University of Oslo refuses to age test asylum seekers

UDILogo UDI.Photo Norway Today Media

The University of Oslo (UiO) will no longer age test unaccompanied asylum seekers who come to Norway and claim to be under the age of 18 years old. The reason for this is ethical considerations, confirms prorector Ragnhild Hennum to Universitas.

The University has earned a good deal of money on the tests and in 2016 the Directorate of Immigration (UDI) forked out nearly NOK 14 million for these tests, according to documents disclosed by Universitas, the newspaper for students at UiO .

The Faculty In 2015 and 2016 age tested a total of 3,501 asylum seekers.
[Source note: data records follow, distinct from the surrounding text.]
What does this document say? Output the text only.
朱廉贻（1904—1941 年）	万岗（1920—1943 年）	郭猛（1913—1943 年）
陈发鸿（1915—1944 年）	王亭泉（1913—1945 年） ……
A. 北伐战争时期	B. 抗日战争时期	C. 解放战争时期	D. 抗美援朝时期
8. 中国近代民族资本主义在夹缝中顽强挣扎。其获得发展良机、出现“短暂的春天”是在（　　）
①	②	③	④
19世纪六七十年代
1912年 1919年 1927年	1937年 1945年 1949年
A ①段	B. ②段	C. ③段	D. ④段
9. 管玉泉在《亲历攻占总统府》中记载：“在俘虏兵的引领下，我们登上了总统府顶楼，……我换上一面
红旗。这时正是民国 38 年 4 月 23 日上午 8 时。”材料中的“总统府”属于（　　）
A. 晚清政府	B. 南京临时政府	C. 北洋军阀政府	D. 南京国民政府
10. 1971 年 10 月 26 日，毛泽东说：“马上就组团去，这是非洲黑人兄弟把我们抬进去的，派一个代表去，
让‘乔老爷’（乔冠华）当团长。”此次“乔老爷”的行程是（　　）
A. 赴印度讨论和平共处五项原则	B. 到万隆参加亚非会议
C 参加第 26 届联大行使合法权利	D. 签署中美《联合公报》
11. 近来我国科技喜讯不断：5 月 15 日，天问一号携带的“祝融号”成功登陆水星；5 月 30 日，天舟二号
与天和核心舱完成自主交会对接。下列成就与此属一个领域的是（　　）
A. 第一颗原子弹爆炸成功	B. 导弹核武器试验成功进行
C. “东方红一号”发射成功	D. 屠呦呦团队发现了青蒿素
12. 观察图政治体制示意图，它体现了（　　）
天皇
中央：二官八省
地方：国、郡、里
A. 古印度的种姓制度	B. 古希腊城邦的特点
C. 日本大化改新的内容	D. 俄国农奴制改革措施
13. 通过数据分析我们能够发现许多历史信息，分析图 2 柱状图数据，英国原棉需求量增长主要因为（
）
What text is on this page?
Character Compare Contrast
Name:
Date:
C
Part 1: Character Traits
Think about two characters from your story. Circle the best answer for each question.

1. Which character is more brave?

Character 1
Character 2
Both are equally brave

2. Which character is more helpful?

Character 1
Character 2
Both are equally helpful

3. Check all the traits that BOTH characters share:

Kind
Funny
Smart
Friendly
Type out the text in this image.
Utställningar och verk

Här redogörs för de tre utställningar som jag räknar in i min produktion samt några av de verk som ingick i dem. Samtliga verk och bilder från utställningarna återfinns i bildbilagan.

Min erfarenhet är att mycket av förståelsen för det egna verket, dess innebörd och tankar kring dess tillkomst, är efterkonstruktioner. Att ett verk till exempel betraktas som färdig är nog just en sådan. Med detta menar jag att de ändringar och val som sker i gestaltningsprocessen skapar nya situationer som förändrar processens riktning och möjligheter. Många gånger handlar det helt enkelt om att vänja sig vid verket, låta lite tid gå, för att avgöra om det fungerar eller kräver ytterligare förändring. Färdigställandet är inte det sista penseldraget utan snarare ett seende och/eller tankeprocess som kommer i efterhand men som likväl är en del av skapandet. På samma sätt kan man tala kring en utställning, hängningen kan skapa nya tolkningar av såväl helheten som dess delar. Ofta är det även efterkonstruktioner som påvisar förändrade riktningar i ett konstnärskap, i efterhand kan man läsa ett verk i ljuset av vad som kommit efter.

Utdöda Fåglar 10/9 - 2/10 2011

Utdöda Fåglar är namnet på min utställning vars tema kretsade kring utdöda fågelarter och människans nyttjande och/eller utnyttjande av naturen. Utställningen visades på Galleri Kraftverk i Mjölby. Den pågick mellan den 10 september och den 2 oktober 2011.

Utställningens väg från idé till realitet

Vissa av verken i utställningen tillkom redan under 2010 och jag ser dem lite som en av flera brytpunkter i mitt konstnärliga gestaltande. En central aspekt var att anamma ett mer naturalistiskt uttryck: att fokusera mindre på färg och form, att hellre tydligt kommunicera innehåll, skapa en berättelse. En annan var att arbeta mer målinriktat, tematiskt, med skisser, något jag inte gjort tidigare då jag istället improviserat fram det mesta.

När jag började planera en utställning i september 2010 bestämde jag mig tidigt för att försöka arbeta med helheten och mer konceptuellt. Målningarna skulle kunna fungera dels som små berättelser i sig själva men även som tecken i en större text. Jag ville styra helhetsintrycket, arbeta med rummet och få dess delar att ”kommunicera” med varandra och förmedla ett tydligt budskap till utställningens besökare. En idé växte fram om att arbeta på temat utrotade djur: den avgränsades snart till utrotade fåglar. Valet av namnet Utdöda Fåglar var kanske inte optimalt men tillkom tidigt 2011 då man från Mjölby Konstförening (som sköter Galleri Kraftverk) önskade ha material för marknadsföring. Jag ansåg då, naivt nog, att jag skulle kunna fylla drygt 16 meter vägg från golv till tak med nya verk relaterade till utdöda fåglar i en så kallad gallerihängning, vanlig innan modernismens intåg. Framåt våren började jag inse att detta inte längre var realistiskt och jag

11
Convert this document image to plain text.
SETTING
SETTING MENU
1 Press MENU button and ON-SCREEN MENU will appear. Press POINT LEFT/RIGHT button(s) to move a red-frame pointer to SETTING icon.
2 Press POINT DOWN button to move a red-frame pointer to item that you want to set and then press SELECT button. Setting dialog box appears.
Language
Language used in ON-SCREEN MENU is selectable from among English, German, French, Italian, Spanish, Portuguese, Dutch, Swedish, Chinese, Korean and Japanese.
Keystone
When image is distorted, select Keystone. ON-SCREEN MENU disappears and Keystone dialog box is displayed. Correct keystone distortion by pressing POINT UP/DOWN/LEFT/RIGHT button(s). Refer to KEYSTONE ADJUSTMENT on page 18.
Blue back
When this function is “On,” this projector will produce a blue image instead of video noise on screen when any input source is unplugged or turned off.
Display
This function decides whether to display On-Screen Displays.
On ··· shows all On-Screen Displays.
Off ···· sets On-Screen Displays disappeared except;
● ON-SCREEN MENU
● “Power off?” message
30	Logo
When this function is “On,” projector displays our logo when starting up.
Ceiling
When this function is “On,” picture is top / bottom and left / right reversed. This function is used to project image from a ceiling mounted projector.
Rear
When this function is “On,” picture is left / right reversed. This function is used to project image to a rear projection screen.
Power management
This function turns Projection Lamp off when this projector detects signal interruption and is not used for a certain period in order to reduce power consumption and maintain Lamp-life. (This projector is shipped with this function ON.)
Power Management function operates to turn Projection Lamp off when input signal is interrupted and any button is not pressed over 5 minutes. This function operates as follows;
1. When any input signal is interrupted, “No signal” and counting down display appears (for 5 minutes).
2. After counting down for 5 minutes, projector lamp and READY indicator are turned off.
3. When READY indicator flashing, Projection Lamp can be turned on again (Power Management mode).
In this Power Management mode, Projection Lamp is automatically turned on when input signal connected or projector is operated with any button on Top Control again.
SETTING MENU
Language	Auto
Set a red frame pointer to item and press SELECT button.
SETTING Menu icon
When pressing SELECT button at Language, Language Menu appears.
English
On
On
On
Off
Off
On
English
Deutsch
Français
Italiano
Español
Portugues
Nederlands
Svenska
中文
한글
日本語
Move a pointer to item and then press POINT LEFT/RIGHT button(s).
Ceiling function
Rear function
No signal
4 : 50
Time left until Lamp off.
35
The faculty will fulfil the current contract with the UDI, which expires in late March, but will not deliver a new tender.

In recent years the practice has been that the Faculty of Dentistry has x-rayed the teeth of asylum seekers, while a private company has taken x-rays of the hand and carpus. The results were then evaluated by an experienced paediatrician of the Barnesak Company.

 Weaknesses in the method

In December , the Norwegian Medical Association’s Council for Medical Ethics concluded that  the methods of Barnesak AS, which assessed the test results from the University of Oslo, was in violation of the ethical rules for doctors.

– As a professional I am of the same opinion as the Association; it is highly reprehensible and unethical to use methods that are inherently weak and a large deviation from the standards.

This applies in the highest degree when the consequences are as big as they are for those who are subject to these tests, says paediatrician Ellen Annexstad Universitas.

Four out of ten deemed to be over 20

This year Immigration planned to hand over the responsibility for age tests to the forensic scientific community of Norway.

The Judicial Forensic Institute (RMI) has so far been a subsidiary of the Institute for Public Health, but was at the turn of the year transferred to UiO.

What happens to age testing in the future has not been clarified.

In Norway age tests were resumed around 2005 after reactions to adults living alongside children at reception centres meant for minors.

More than 40 percent of the age assessments conducted last year resulted in the applicant was deemed to be 20 years or older.

UDI has operated with a security margin of two years, so that asylum seekers who have reached 20 normally doesn’t get a stay as a child, which triggers a number of rights adult asylum seekers are not entitled to.

Currently a review of the test methods are made by RMI, and does not recommend that dental examination will be continued due to lack of scientific evidence to validity.